Same question when it comes to the Value of the life Assurance ?
Anyone done this before ? How did you work it?


Q3.  I would really appreciate any all round advice about any other options than EBS ?
I'd like the lowest rate possible, but I seem to be in a  not so normal situation with the selfbuild, Lack of deposit, and amount needed.


Any advice is appreciated,
Regards,
FDH


----------



## Guest (26 Aug 2004)

*SelfBuild Morgage Question.*

> Ie - How is the LTV calculated ? 

Obviously for a standard property the LTV at the time of purchase/mortgage approval is (loan amount / market value) expressed as a percentage. However where the property has yet to be renovated or built then I don't know how lenders generally approach this. Whatever about the details don't be afraid to haggle for the best deal possible one way or another.

> will I have to pay house insurance/ will the bank require me to pay house insurance from the start - even though there's no house there ?

As far as I know you will need some sort of insurance in place to cover the development/renovation of the property including public liability etc. This is completely different to the sort of buildings/contents insurance that you take out once the property is completed and occupied. Your lender will presumably insist on the former while the development is ongoing. 

> Same question when it comes to the Value of the life Assurance ?

As far as I know the lender will require mortgage protection life assurance for the full loan amount from the time that the initial stage payment is drawn down.



> Anyone done this before ? How did you work it?

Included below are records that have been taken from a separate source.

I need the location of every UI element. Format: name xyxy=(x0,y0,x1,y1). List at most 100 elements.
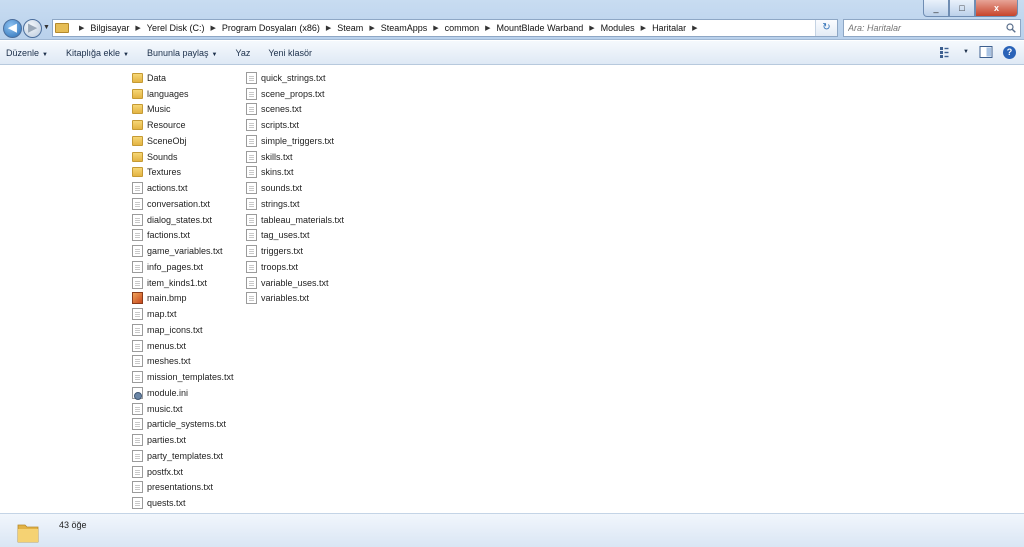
maximize-button[interactable]: □ xyxy=(949,0,975,17)
file-item[interactable]: main.bmp xyxy=(132,291,234,307)
breadcrumb-separator-icon[interactable]: ▶ xyxy=(641,24,646,32)
item-name: variables.txt xyxy=(261,293,310,304)
back-button[interactable]: ◀ xyxy=(3,19,22,38)
file-item[interactable]: variable_uses.txt xyxy=(246,275,344,291)
breadcrumb-separator-icon[interactable]: ▶ xyxy=(210,24,215,32)
item-name: mission_templates.txt xyxy=(147,372,234,383)
refresh-button[interactable]: ↻ xyxy=(815,20,837,36)
file-item[interactable]: factions.txt xyxy=(132,228,234,244)
preview-pane-icon[interactable] xyxy=(979,45,993,59)
breadcrumb-item[interactable]: common xyxy=(445,23,480,33)
file-item[interactable]: presentations.txt xyxy=(132,480,234,496)
breadcrumb-item[interactable]: Haritalar xyxy=(652,23,686,33)
new-folder-button[interactable]: Yeni klasör xyxy=(268,48,312,58)
file-item[interactable]: map.txt xyxy=(132,306,234,322)
text-file-icon xyxy=(132,497,143,510)
file-item[interactable]: item_kinds1.txt xyxy=(132,275,234,291)
file-list: Data languages Music Resource SceneObj Sounds… xyxy=(0,66,1024,513)
item-name: presentations.txt xyxy=(147,482,214,493)
text-file-icon xyxy=(132,339,143,352)
add-to-library-menu[interactable]: Kitaplığa ekle ▼ xyxy=(66,48,129,58)
search-icon[interactable] xyxy=(1006,23,1016,33)
file-item[interactable]: strings.txt xyxy=(246,196,344,212)
file-item[interactable]: info_pages.txt xyxy=(132,259,234,275)
file-item[interactable]: variables.txt xyxy=(246,291,344,307)
refresh-icon: ↻ xyxy=(822,22,831,33)
file-item[interactable]: parties.txt xyxy=(132,432,234,448)
search-input[interactable] xyxy=(848,23,998,33)
breadcrumb-separator-icon[interactable]: ▶ xyxy=(79,24,84,32)
breadcrumb-item[interactable]: SteamApps xyxy=(381,23,428,33)
breadcrumb-separator-icon[interactable]: ▶ xyxy=(589,24,594,32)
burn-button[interactable]: Yaz xyxy=(235,48,250,58)
file-item[interactable]: menus.txt xyxy=(132,338,234,354)
file-item[interactable]: sounds.txt xyxy=(246,180,344,196)
file-item[interactable]: tag_uses.txt xyxy=(246,228,344,244)
folder-item[interactable]: languages xyxy=(132,86,234,102)
file-item[interactable]: music.txt xyxy=(132,401,234,417)
file-item[interactable]: mission_templates.txt xyxy=(132,369,234,385)
recent-pages-dropdown[interactable]: ▼ xyxy=(43,24,50,31)
file-item[interactable]: conversation.txt xyxy=(132,196,234,212)
file-item[interactable]: simple_triggers.txt xyxy=(246,133,344,149)
breadcrumb-item[interactable]: Yerel Disk (C:) xyxy=(147,23,205,33)
help-icon[interactable]: ? xyxy=(1003,45,1016,59)
image-file-icon xyxy=(132,292,143,305)
file-item[interactable]: module.ini xyxy=(132,385,234,401)
breadcrumb-separator-icon[interactable]: ▶ xyxy=(135,24,140,32)
item-name: game_variables.txt xyxy=(147,246,223,257)
file-item[interactable]: scene_props.txt xyxy=(246,86,344,102)
file-item[interactable]: particle_systems.txt xyxy=(132,417,234,433)
file-item[interactable]: quests.txt xyxy=(132,495,234,511)
item-name: postfx.txt xyxy=(147,466,184,477)
address-bar[interactable]: ▶ Bilgisayar ▶ Yerel Disk (C:) ▶ Program Dosy… xyxy=(52,19,838,37)
breadcrumb-item[interactable]: Program Dosyaları (x86) xyxy=(222,23,320,33)
folder-item[interactable]: Resource xyxy=(132,117,234,133)
folder-item[interactable]: Textures xyxy=(132,165,234,181)
text-file-icon xyxy=(132,465,143,478)
file-item[interactable]: quick_strings.txt xyxy=(246,70,344,86)
file-column-2: quick_strings.txt scene_props.txt scenes.t… xyxy=(246,70,344,306)
file-item[interactable]: scripts.txt xyxy=(246,117,344,133)
breadcrumb-separator-icon[interactable]: ▶ xyxy=(326,24,331,32)
file-item[interactable]: actions.txt xyxy=(132,180,234,196)
organize-menu[interactable]: Düzenle ▼ xyxy=(6,48,48,58)
file-item[interactable]: skins.txt xyxy=(246,165,344,181)
command-bar: Düzenle ▼ Kitaplığa ekle ▼ Bununla paylaş ▼… xyxy=(0,41,1024,65)
breadcrumb-item[interactable]: Steam xyxy=(337,23,363,33)
file-item[interactable]: troops.txt xyxy=(246,259,344,275)
breadcrumb-separator-icon[interactable]: ▶ xyxy=(369,24,374,32)
forward-button[interactable]: ▶ xyxy=(23,19,42,38)
item-name: scene_props.txt xyxy=(261,88,325,99)
breadcrumb-item[interactable]: MountBlade Warband xyxy=(497,23,584,33)
breadcrumb-item[interactable]: Modules xyxy=(601,23,635,33)
text-file-icon xyxy=(132,402,143,415)
view-options-icon[interactable] xyxy=(939,45,953,59)
folder-icon xyxy=(132,151,143,162)
file-item[interactable]: game_variables.txt xyxy=(132,243,234,259)
item-name: Textures xyxy=(147,167,182,178)
folder-item[interactable]: Sounds xyxy=(132,149,234,165)
minimize-button[interactable]: _ xyxy=(923,0,949,17)
breadcrumb-separator-icon[interactable]: ▶ xyxy=(692,24,697,32)
file-item[interactable]: triggers.txt xyxy=(246,243,344,259)
file-item[interactable]: map_icons.txt xyxy=(132,322,234,338)
folder-item[interactable]: Music xyxy=(132,102,234,118)
close-button[interactable]: x xyxy=(975,0,1018,17)
text-file-icon xyxy=(246,119,257,132)
file-item[interactable]: party_templates.txt xyxy=(132,448,234,464)
folder-item[interactable]: Data xyxy=(132,70,234,86)
breadcrumb-item[interactable]: Bilgisayar xyxy=(90,23,129,33)
share-with-menu[interactable]: Bununla paylaş ▼ xyxy=(147,48,218,58)
breadcrumb-separator-icon[interactable]: ▶ xyxy=(433,24,438,32)
text-file-icon xyxy=(132,245,143,258)
file-item[interactable]: postfx.txt xyxy=(132,464,234,480)
folder-item[interactable]: SceneObj xyxy=(132,133,234,149)
file-item[interactable]: dialog_states.txt xyxy=(132,212,234,228)
file-item[interactable]: meshes.txt xyxy=(132,354,234,370)
file-item[interactable]: scenes.txt xyxy=(246,102,344,118)
file-item[interactable]: skills.txt xyxy=(246,149,344,165)
breadcrumb-separator-icon[interactable]: ▶ xyxy=(485,24,490,32)
file-item[interactable]: tableau_materials.txt xyxy=(246,212,344,228)
chevron-down-icon[interactable]: ▼ xyxy=(963,49,969,55)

Are these topics of any use?




> Q3. I would really appreciate any all round advice about any other options than EBS ?

You mentioned "other issues" with the mortgage application that may limit your options but in general it makes sense to shop around on price (interest rate charged) and, if you can afford fluctuating repayments, go for the best value tracker rate available to you:

www.askaboutmoney.com/clu...#MORTGAGES


----------



## FDH (31 Aug 2004)

*LTV for house that isn't built yet.*

Thanks Anon,

Has anyone else come across this :

Self Build, first drawdown is for the site, so I'll have to pay repayments from then on.

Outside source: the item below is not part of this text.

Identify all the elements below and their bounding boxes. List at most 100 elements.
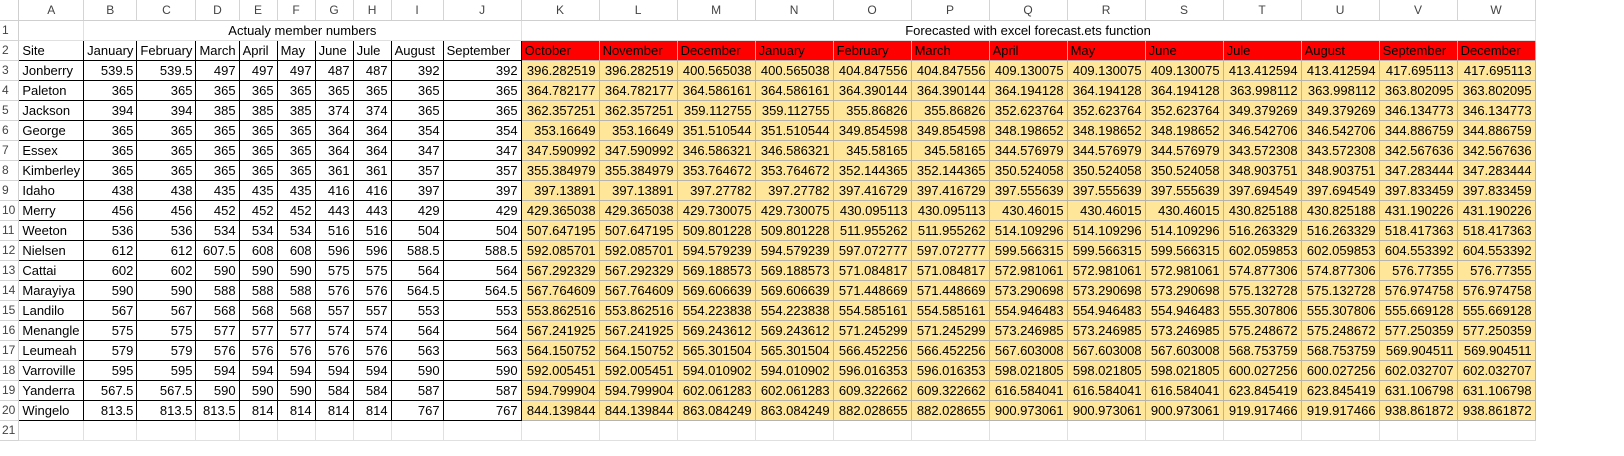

If I don't know what the Market Value of a house that hasn't been built yet, then how do I know that (3.3% EBS APR or 90% LTV Rates) are the best I can do.
What is LTV value ?  


I THINK ANON's DESCRIPTION EXPLAINS IT BETTER:

Quote:

Obviously for a standard property the LTV at the time of purchase/mortgage approval is (loan amount / market value) expressed as a percentage. However where the property has yet to be built then I don't know how lenders generally approach this. Whatever about the details don't be afraid to haggle for the best deal possible one way or another.


----------



## Browser (31 Aug 2004)

*SelfBuild Morgage Question.*

"Q1. If the mortgage 90 % + Deposit 10 % = 260k, but when the house is built it's valued at 330k 
How is 
Is the LTV ( 234/330 ) * 100 = 71%
Ie - How is the LTV calculated ? 
Or put another way - should I be looking for a lower rate than 3.3% apr ?"

When you approach EBS - they will insist on a valuation to be on the site, they will also get a valuer to give a valuation based on the location of the ste and the plans of the house to be built.

So basically, your LTV is based on the valuers opinion on what the house would be worth on completion.


"Q2. The fact that there's not going to be a house of the site for 2-3 yrs, will I have to pay house insurance/ will the bank require me to pay house insurance from the start - even though there's no house there ?
Same question when it comes to the Value of the life Assurance ?
Anyone done this before ? How did you work "

You will need to builing int he course of construction insurance - this doesn't cover a whole lot, but you will have to have it to keep EBS happy- some insurers will cover year by year - others will cover for up to 2 years for the same as 6 months, depending on when the house is finished.

Life assurance - you will have to have cover in place for the Full Mortgage Amount from day 1 for the duration of the loan - i.e. €234k for 25 years of however long

Browser


----------